Occupancy and rate in largest markets reflect improvement in business travel and groups >>
The US hotel industry saw January revenue per available room (RevPAR) at 10.4% above the same month in 2019 ($75.01), according to research from STR.
Other January results for the month included occupancy at 52.8% (down 3% from 2019) and average daily rate (ADR) at $142.14 (up 13.8%).
Markets with the lowest occupancy for the month included Chicago (42.7%) and Minneapolis (43.3%). San Francisco reported the steepest decline in occupancy when compared with 2019 (down 25.4%).
Reflecting continued improvement in business travel and groups, STR’s Top 25 Markets showed higher occupancy and ADR than all other markets.
In its first Hospitality Industry Sentiment survey, published last week, STR found that labor-related issues and energy/utility costs were among the top challenges on the minds of global hotel and travel industry professionals, while leisure demand and increased guest spending were seen as the biggest strengths.

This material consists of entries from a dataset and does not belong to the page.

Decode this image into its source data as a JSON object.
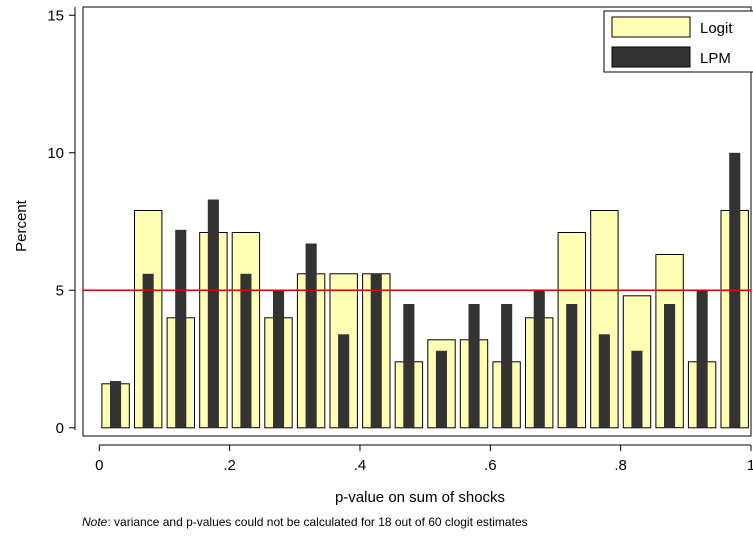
{
  "chart_data": {
    "type": "bar",
    "xlabel": "p-value on sum of shocks",
    "ylabel": "Percent",
    "xlim": [
      -0.025,
      1.0
    ],
    "ylim": [
      -0.3,
      15.3
    ],
    "x_ticks": [
      0,
      0.2,
      0.4,
      0.6,
      0.8,
      1.0
    ],
    "x_tick_labels": [
      "0",
      ".2",
      ".4",
      ".6",
      ".8",
      "1"
    ],
    "y_ticks": [
      0,
      5,
      10,
      15
    ],
    "y_tick_labels": [
      "0",
      "5",
      "10",
      "15"
    ],
    "bin_width": 0.05,
    "bin_centers": [
      0.025,
      0.075,
      0.125,
      0.175,
      0.225,
      0.275,
      0.325,
      0.375,
      0.425,
      0.475,
      0.525,
      0.575,
      0.625,
      0.675,
      0.725,
      0.775,
      0.825,
      0.875,
      0.925,
      0.975
    ],
    "series": [
      {
        "name": "Logit",
        "color": "#ffffb3",
        "values": [
          1.6,
          7.9,
          4.0,
          7.1,
          7.1,
          4.0,
          5.6,
          5.6,
          5.6,
          2.4,
          3.2,
          3.2,
          2.4,
          4.0,
          7.1,
          7.9,
          4.8,
          6.3,
          2.4,
          7.9
        ]
      },
      {
        "name": "LPM",
        "color": "#333333",
        "values": [
          1.7,
          5.6,
          7.2,
          8.3,
          5.6,
          5.0,
          6.7,
          3.4,
          5.6,
          4.5,
          2.8,
          4.5,
          4.5,
          5.0,
          4.5,
          3.4,
          2.8,
          4.5,
          5.0,
          10.0
        ]
      }
    ],
    "reference_line": {
      "y": 5,
      "color": "#cc0000"
    },
    "legend_position": "top-right",
    "note_prefix": "Note",
    "note_text": ": variance and p-values could not be calculated for 18 out of 60 clogit estimates"
  }
}
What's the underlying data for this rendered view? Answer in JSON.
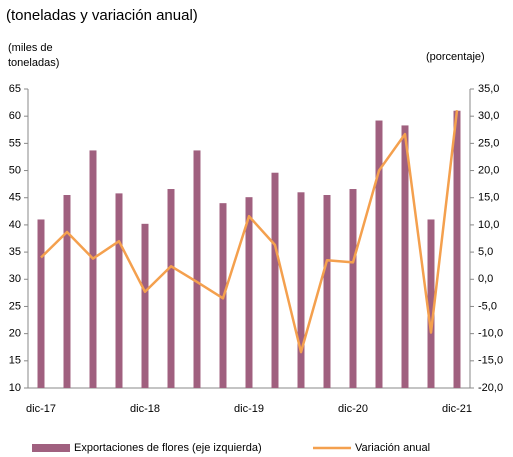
{
  "chart_data": {
    "type": "bar-line",
    "title": "(toneladas y variación anual)",
    "y_label": "(miles de toneladas)",
    "y2_label": "(porcentaje)",
    "categories": [
      "dic-17",
      null,
      null,
      null,
      "dic-18",
      null,
      null,
      null,
      "dic-19",
      null,
      null,
      null,
      "dic-20",
      null,
      null,
      null,
      "dic-21"
    ],
    "series": [
      {
        "name": "Exportaciones de flores (eje izquierda)",
        "color": "#a0607f",
        "type": "bar",
        "values": [
          41.0,
          45.5,
          53.7,
          45.8,
          40.2,
          46.6,
          53.7,
          44.0,
          45.1,
          49.6,
          46.0,
          45.5,
          46.6,
          59.2,
          58.3,
          41.0,
          61.0
        ]
      },
      {
        "name": "Variación anual",
        "color": "#f4a04e",
        "type": "line",
        "axis": "y2",
        "values": [
          4.0,
          8.7,
          3.8,
          7.0,
          -2.3,
          2.4,
          -0.5,
          -3.5,
          11.6,
          6.3,
          -13.4,
          3.5,
          3.1,
          20.0,
          26.7,
          -9.8,
          31.1
        ]
      }
    ],
    "ylim": [
      10,
      65
    ],
    "yticks": [
      10,
      15,
      20,
      25,
      30,
      35,
      40,
      45,
      50,
      55,
      60,
      65
    ],
    "y2lim": [
      -20,
      35
    ],
    "y2ticks": [
      {
        "value": -20,
        "label": "-20,0"
      },
      {
        "value": -15,
        "label": "-15,0"
      },
      {
        "value": -10,
        "label": "-10,0"
      },
      {
        "value": -5,
        "label": "-5,0"
      },
      {
        "value": 0,
        "label": "0,0"
      },
      {
        "value": 5,
        "label": "5,0"
      },
      {
        "value": 10,
        "label": "10,0"
      },
      {
        "value": 15,
        "label": "15,0"
      },
      {
        "value": 20,
        "label": "20,0"
      },
      {
        "value": 25,
        "label": "25,0"
      },
      {
        "value": 30,
        "label": "30,0"
      },
      {
        "value": 35,
        "label": "35,0"
      }
    ],
    "legend": "bottom"
  }
}
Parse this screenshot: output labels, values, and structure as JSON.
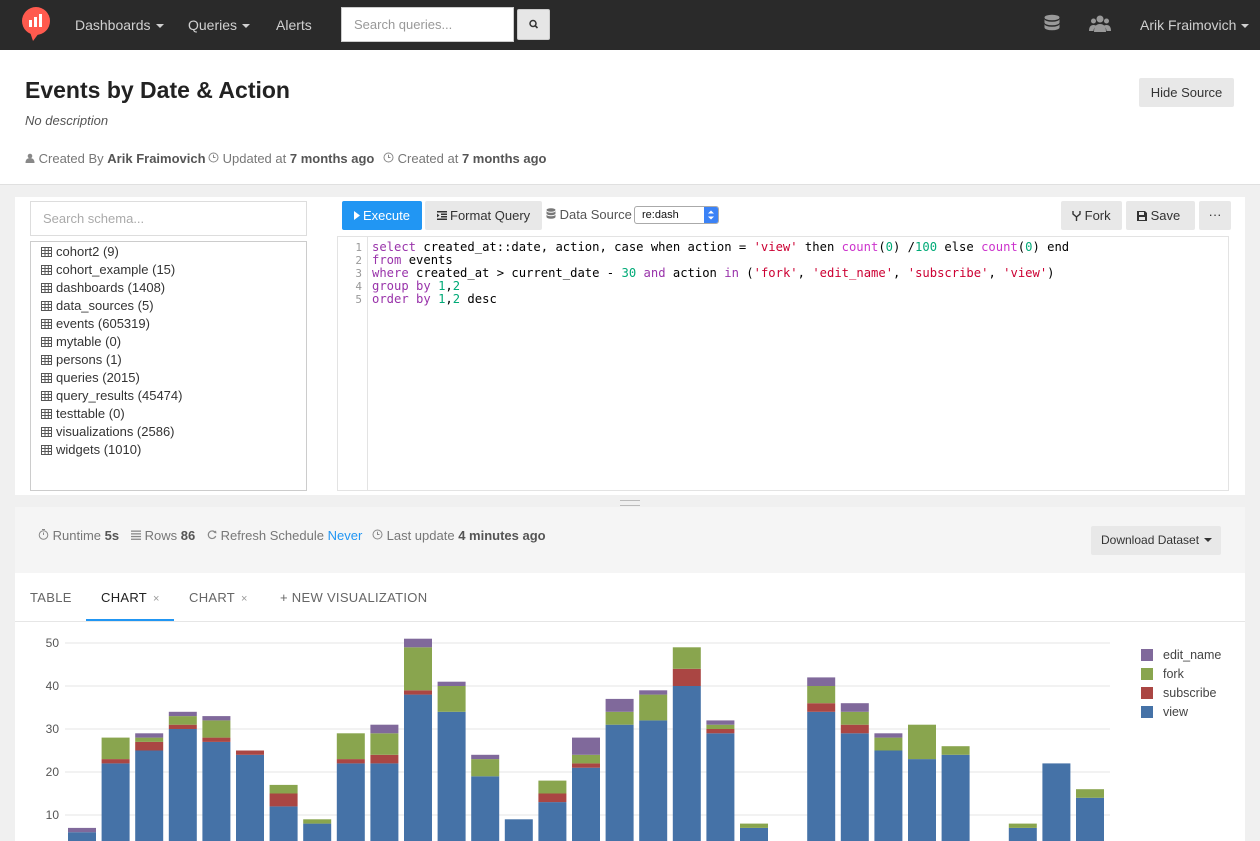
{
  "navbar": {
    "items": [
      {
        "label": "Dashboards",
        "dropdown": true
      },
      {
        "label": "Queries",
        "dropdown": true
      },
      {
        "label": "Alerts",
        "dropdown": false
      }
    ],
    "search_placeholder": "Search queries...",
    "user_name": "Arik Fraimovich",
    "brand_color": "#ff5a4e"
  },
  "header": {
    "title": "Events by Date & Action",
    "description": "No description",
    "created_by_label": "Created By",
    "created_by": "Arik Fraimovich",
    "updated_label": "Updated at",
    "updated": "7 months ago",
    "created_label": "Created at",
    "created": "7 months ago",
    "hide_source_label": "Hide Source"
  },
  "schema": {
    "search_placeholder": "Search schema...",
    "tables": [
      "cohort2 (9)",
      "cohort_example (15)",
      "dashboards (1408)",
      "data_sources (5)",
      "events (605319)",
      "mytable (0)",
      "persons (1)",
      "queries (2015)",
      "query_results (45474)",
      "testtable (0)",
      "visualizations (2586)",
      "widgets (1010)"
    ]
  },
  "toolbar": {
    "execute_label": "Execute",
    "format_label": "Format Query",
    "data_source_label": "Data Source",
    "data_source_value": "re:dash",
    "fork_label": "Fork",
    "save_label": "Save",
    "more_label": "···"
  },
  "editor": {
    "lines": [
      "select created_at::date, action, case when action = 'view' then count(0) /100 else count(0) end",
      "from events",
      "where created_at > current_date - 30 and action in ('fork', 'edit_name', 'subscribe', 'view')",
      "group by 1,2",
      "order by 1,2 desc"
    ]
  },
  "results": {
    "runtime_label": "Runtime",
    "runtime": "5s",
    "rows_label": "Rows",
    "rows": "86",
    "refresh_label": "Refresh Schedule",
    "refresh": "Never",
    "last_update_label": "Last update",
    "last_update": "4 minutes ago",
    "download_label": "Download Dataset"
  },
  "tabs": [
    {
      "label": "TABLE",
      "closable": false,
      "active": false
    },
    {
      "label": "CHART",
      "closable": true,
      "active": true
    },
    {
      "label": "CHART",
      "closable": true,
      "active": false
    },
    {
      "label": "+ NEW VISUALIZATION",
      "closable": false,
      "active": false
    }
  ],
  "chart_data": {
    "type": "bar",
    "stacked": true,
    "y_ticks": [
      10,
      20,
      30,
      40,
      50
    ],
    "ylim": [
      0,
      52
    ],
    "legend_position": "right",
    "series": [
      {
        "name": "view",
        "color": "#4572a7",
        "values": [
          6,
          22,
          25,
          30,
          27,
          24,
          12,
          8,
          22,
          22,
          38,
          34,
          19,
          9,
          13,
          21,
          31,
          32,
          40,
          29,
          7,
          0,
          34,
          29,
          25,
          23,
          24,
          0,
          7,
          22,
          14
        ]
      },
      {
        "name": "subscribe",
        "color": "#aa4643",
        "values": [
          0,
          1,
          2,
          1,
          1,
          1,
          3,
          0,
          1,
          2,
          1,
          0,
          0,
          0,
          2,
          1,
          0,
          0,
          4,
          1,
          0,
          0,
          2,
          2,
          0,
          0,
          0,
          0,
          0,
          0,
          0
        ]
      },
      {
        "name": "fork",
        "color": "#89a54e",
        "values": [
          0,
          5,
          1,
          2,
          4,
          0,
          2,
          1,
          6,
          5,
          10,
          6,
          4,
          0,
          3,
          2,
          3,
          6,
          5,
          1,
          1,
          0,
          4,
          3,
          3,
          8,
          2,
          0,
          1,
          0,
          2
        ]
      },
      {
        "name": "edit_name",
        "color": "#80699b",
        "values": [
          1,
          0,
          1,
          1,
          1,
          0,
          0,
          0,
          0,
          2,
          2,
          1,
          1,
          0,
          0,
          4,
          3,
          1,
          0,
          1,
          0,
          0,
          2,
          2,
          1,
          0,
          0,
          0,
          0,
          0,
          0
        ]
      }
    ]
  }
}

Brianna Doyle, research analyst, said that while respondents around the globe cited similar challenges, professionals in North America said labor supply and costs topped their lists. The survey group, she said, also expressed trepidation for the overall economy, including recessionary headwinds, interest rates, inflation and depreciation of the US dollar, as well as limited flight availability and higher airfares.
Over a third of respondents, said Doyle, noted “bleisure” travel as a positive dynamic for their business. Other notable boosts included the chance to perform property renovations, lifts in hotel room rates and the possibility of travel price inflation easing in 2023. In addition to these challenges and strengths, a third of respondents expect to meet or surpass 2019 hotel occupancy levels in the first quarter of 2023, while 46% anticipate achieving that goal by the end of the year.